Task 12 — Diagnose a Goroutine Stack Leak¶
Goal: Use pprof to find leaking goroutines that hold growing stacks.
Time: 45 minutes.
Buggy code:
package main
import (
"fmt"
"net/http"
_ "net/http/pprof"
"runtime"
"time"
)
func handler(w http.ResponseWriter, r *http.Request) {
// Spawn a goroutine that "leaks" — never exits.
go func() {
var pad [16 * 1024]byte
_ = pad
select {} // block forever
}()
fmt.Fprintln(w, "ok")
}
func main() {
http.HandleFunc("/", handler)
go func() {
for range time.Tick(time.Second) {
var m runtime.MemStats
runtime.ReadMemStats(&m)
fmt.Printf("Goroutines=%d StackSys=%d KB\n",
runtime.NumGoroutine(), m.StackSys/1024)
}
}()
http.ListenAndServe(":8080", nil)
}
Tasks: 1. Start the server.
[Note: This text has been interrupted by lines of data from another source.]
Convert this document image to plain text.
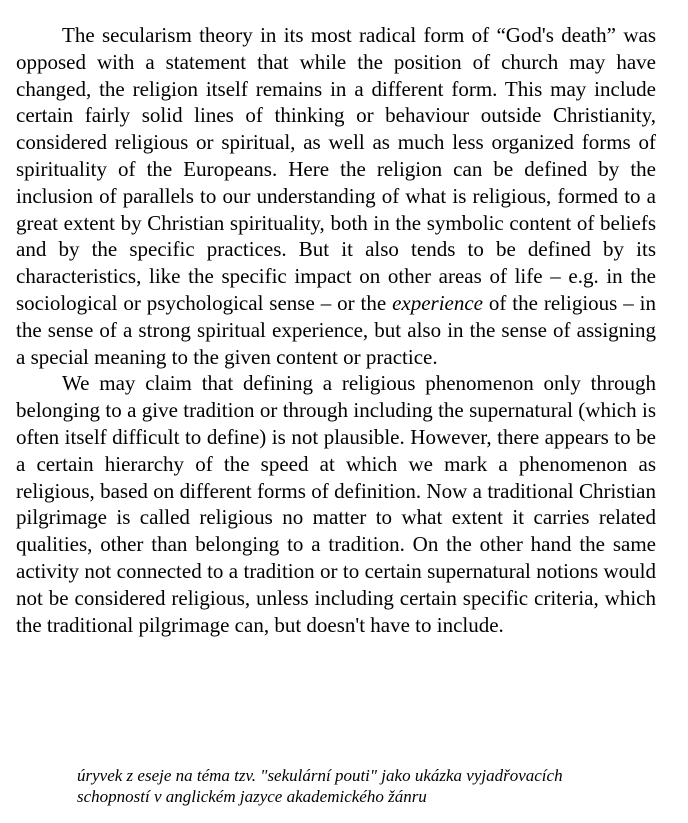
The secularism theory in its most radical form of “God's death” was opposed with a statement that while the position of church may have changed, the religion itself remains in a different form. This may include certain fairly solid lines of thinking or behaviour outside Christianity, considered religious or spiritual, as well as much less organized forms of spirituality of the Europeans. Here the religion can be defined by the inclusion of parallels to our understanding of what is religious, formed to a great extent by Christian spirituality, both in the symbolic content of beliefs and by the specific practices. But it also tends to be defined by its characteristics, like the specific impact on other areas of life – e.g. in the sociological or psychological sense – or the experience of the religious – in the sense of a strong spiritual experience, but also in the sense of assigning a special meaning to the given content or practice.

We may claim that defining a religious phenomenon only through belonging to a give tradition or through including the supernatural (which is often itself difficult to define) is not plausible. However, there appears to be a certain hierarchy of the speed at which we mark a phenomenon as religious, based on different forms of definition. Now a traditional Christian pilgrimage is called religious no matter to what extent it carries related qualities, other than belonging to a tradition. On the other hand the same activity not connected to a tradition or to certain supernatural notions would not be considered religious, unless including certain specific criteria, which the traditional pilgrimage can, but doesn't have to include.

úryvek z eseje na téma tzv. "sekulární pouti" jako ukázka vyjadřovacích
schopností v anglickém jazyce akademického žánru
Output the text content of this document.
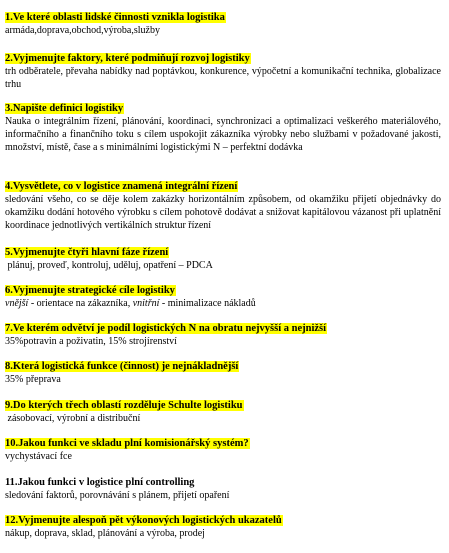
1.Ve které oblasti lidské činnosti vznikla logistika
armáda,doprava,obchod,výroba,služby
2.Vyjmenujte faktory, které podmiňují rozvoj logistiky
trh odběratele, převaha nabídky nad poptávkou, konkurence, výpočetní a komunikační technika, globalizace trhu
3.Napište definici logistiky
Nauka o integrálním řízení, plánování, koordinaci, synchronizaci a optimalizaci veškerého materiálového, informačního a finančního toku s cílem uspokojit zákazníka výrobky nebo službami v požadované jakosti, množství, místě, čase a s minimálními logistickými N – perfektní dodávka
4.Vysvětlete, co v logistice znamená integrální řízení
sledování všeho, co se děje kolem zakázky horizontálním způsobem, od okamžiku přijetí objednávky do okamžiku dodání hotového výrobku s cílem pohotově dodávat a snižovat kapitálovou vázanost při uplatnění koordinace jednotlivých vertikálních struktur řízení
5.Vyjmenujte čtyři hlavní fáze řízení
plánuj, proveď, kontroluj, uděluj, opatření – PDCA
6.Vyjmenujte strategické cíle logistiky
vnější - orientace na zákazníka, vnitřní - minimalizace nákladů
7.Ve kterém odvětví je podíl logistických N na obratu nejvyšší a nejnižší
35%potravin a poživatin, 15% strojírenství
8.Která logistická funkce (činnost) je nejnákladnější
35% přeprava
9.Do kterých třech oblastí rozděluje Schulte logistiku
zásobovací, výrobní a distribuční
10.Jakou funkci ve skladu plní komisionářský systém?
vychystávací fce
11.Jakou funkci v logistice plní controlling
sledování faktorů, porovnávání s plánem, přijetí opaření
12.Vyjmenujte alespoň pět výkonových logistických ukazatelů
nákup, doprava, sklad, plánování a výroba, prodej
From another shell:
2. WatchGoroutines and StackSys climb. 3. Open go tool pprof http://localhost:8080/debug/pprof/goroutine and run top. Find the offender. 4. Fix: have the goroutine exit when the request context is cancelled, or use a timeout. Expected: Goroutine count and stack memory grow monotonically while leaking. Pprof identifies the offending function.
Wrap-up¶
After these tasks you should be comfortable:
- Measuring per-goroutine memory.
- Causing and observing stack growth.
- Triggering and recognising stack overflow.
- Using
SetMaxStackas a safety knob. - Detecting
morestackin pprof. - Converting recursion to iteration.
- Diagnosing real-world stack-related leaks.